The parallel benchmark framework is a performance measurement system located in misc/python/materialize/parallel_benchmark/. It executes multi-threaded benchmark scenarios against Materialize, measuring query latency and throughput under concurrent load. Unlike the parallel workload framework (which focuses on correctness through randomized actions), this framework focuses on performance regression detection through structured, repeatable scenarios with defined quality-of-service guarantees.

The module consists of two source files:

File	Lines	Purpose
`framework.py`	517	Core benchmark infrastructure: measurement storage, action types, load distributions, phase orchestration, and scenario base class
`scenarios.py`	1208	Concrete benchmark scenario definitions (Kafka, Postgres, MySQL replication, read workloads, CQRS, operational data patterns)

Framework Architecture

Measurement Storage

The framework provides two measurement storage backends via the MeasurementsStore abstract class:

MemoryStore -- Holds measurements in a defaultdict[str, list[Measurement]] for lightweight in-process use.

SQLiteStore -- Persists measurements to a SQLite database file (parallel-benchmark.db) with WAL journaling, exclusive locking, and a 64 MB cache. This store is thread-safe via an explicit threading.Lock and requires SQLite thread-safety level 3 (serialized).

class SQLiteStore(MeasurementsStore):
    def __init__(self, scenario: str):
        self.lock = threading.Lock()
        self.conn = sqlite3.connect(
            DB_FILE, check_same_thread=False, isolation_level=None
        )
        cursor = self.conn.cursor()
        cursor.execute("PRAGMA journal_mode=WAL;")
        cursor.execute("PRAGMA synchronous=OFF;")
        cursor.execute("PRAGMA cache_size=-64000;")  # 64 MB
        cursor.execute("PRAGMA locking_mode=EXCLUSIVE;")

Each Measurement records a duration (seconds) and a timestamp (epoch). The SQLite schema stores measurements as (scenario, action, duration, timestamp).

Action Types

The framework defines four query execution strategies, all inheriting from the base Action class:

Class	Behavior	Connection Model
`StandaloneQuery`	Opens a new connection per query, executes, and closes	Fresh connection each time
`ReuseConnQuery`	Maintains a persistent connection across queries	Single long-lived connection
`PooledQuery`	Draws a connection from a shared `queue.Queue` pool	Connection pool
`TdAction`	Delegates to the testdrive framework for Kafka/source operations	Composition-based

Each action automatically records its execution duration after completing:

class Action:
    def run(self, start_time: float, conns: queue.Queue, state: State):
        self._run(conns)
        duration = time.time() - start_time
        state.measurements.add(str(self), Measurement(duration, start_time))

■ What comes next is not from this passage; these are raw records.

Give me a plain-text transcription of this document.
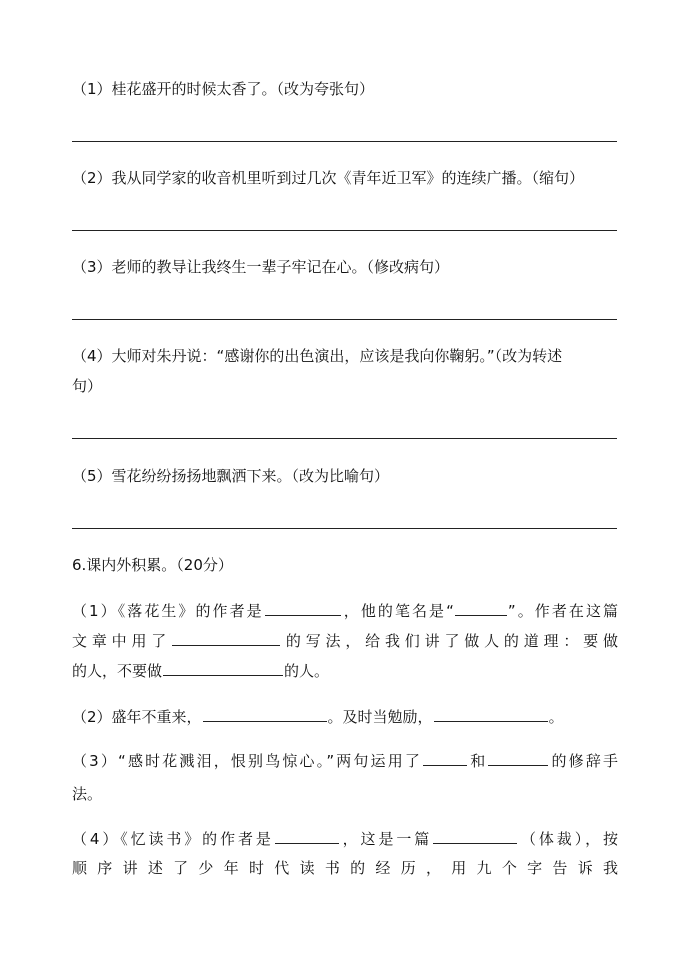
（1）桂花盛开的时候太香了。（改为夸张句）
（2）我从同学家的收音机里听到过几次《青年近卫军》的连续广播。（缩句）
（3）老师的教导让我终生一辈子牢记在心。（修改病句）
（4）大师对朱丹说：“感谢你的出色演出，应该是我向你鞠躬。”（改为转述
句）
（5）雪花纷纷扬扬地飘洒下来。（改为比喻句）
6.课内外积累。（20分）
（1）《落花生》的作者是	，他的笔名是“	”。作者在这篇
文章中用了	的写法，给我们讲了做人的道理：要做
的人，不要做	的人。
（2）盛年不重来，	。及时当勉励，	。
（3）“感时花溅泪，恨别鸟惊心。”两句运用了	和	的修辞手
法。
（4）《忆读书》的作者是	，这是一篇	（体裁），按
顺序讲述了少年时代读书的经历，用九个字告诉我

The StandaloneQuery and ReuseConnQuery classes support a strict_serializable parameter that controls the transaction isolation level (defaulting to STRICT SERIALIZABLE or falling back to SERIALIZABLE).

The execute_query() helper function handles deadlock detection with automatic retry and real-time recency (RTR) timeout tolerance.

Load Distributions

The framework supports two load-generation patterns through the Distribution base class:

Periodic -- Generates timestamps at a fixed rate of per_second invocations per second, spread evenly within each second. The rate can be overridden at runtime via State.periodic_dists.

class Periodic(Distribution):
    def generate(self, duration, action_name, state):
        per_second = state.periodic_dists.get(action_name) or self.per_second
        next_time = time.time()
        for i in range(int(duration * per_second)):
            yield next_time
            next_time += 1 / per_second
            sleep_until(next_time)

Gaussian -- Generates inter-arrival times drawn from a Gaussian distribution with configurable mean and stddev, running until the duration expires.

Phase Actions

Load generation is wrapped in two PhaseAction strategies:

OpenLoop -- Pairs an Action with a Distribution. Submits jobs to a thread pool queue at the distribution-defined rate, regardless of whether previous jobs have completed. This models external load that does not back off.

ClosedLoop -- Executes an action in a tight loop on its own thread, starting the next invocation only after the previous one completes. This models clients that wait for responses.

Both support a report_regressions flag to control whether their measurements contribute to regression analysis.

Phases

A scenario is composed of an ordered list of Phase objects:

TdPhase -- Executes testdrive commands for setup (creating connections, sources, tables, materialized views). This is typically the first phase in any scenario.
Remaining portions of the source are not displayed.